IET - Going viral: Harnessing Deep Learning and Quantum Materials for Early Disease Diagnosis

14th March 2024 5:00 pm

The silent pandemic of antimicrobial resistance ranks among the top ten global health threats facing humanity, and could kill 10 million people annually by 2050, at a cost to the global economy of $100 trillion.

There is growing recognition of the critical role of diagnostics in guiding patient management and antibiotic usage, yet the development of fit-for-purpose tests for antimicrobial resistance and models for decentralised diagnostic delivery, remains a major challenge.
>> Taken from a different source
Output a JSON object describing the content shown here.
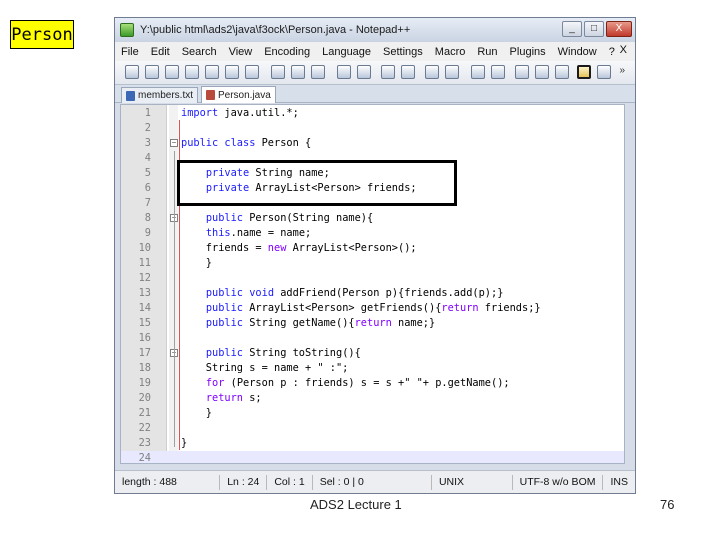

Gold-standard laboratory tests, such as culture or PCR, while highly accurate, typically require posting samples to centralised labs and waiting for test results, resulting in diagnosis delays and inappropriate prescribing. Low-cost lateral flow tests which give results within minutes, have come to the fore during the COVID-19 pandemic by widening access to testing in decentralised community settings (e.g. pharmacies, GPs, care homes, schools and at home).

However, lateral flow tests typically lack sensitivity to early infections, resulting in false negatives. Hence there is an urgent need for high-performance rapid tests to accurately diagnose early-stage infections and antimicrobial resistance in community settings.

Herein, with IET A F Harvey Engineering Research Prize funding, I seek to exploit my team’s recent breakthroughs in quantum nanodiamond diagnostics and deep learning of rapid tests to revolutionise the early diagnosis of antimicrobial resistance, focusing on drug resistant Tuberculosis as an exemplar.

If successful, this ground-breaking early-stage research could lay the foundations of next-stage translational funding and open-up applications to other communicable and non-communicable diseases.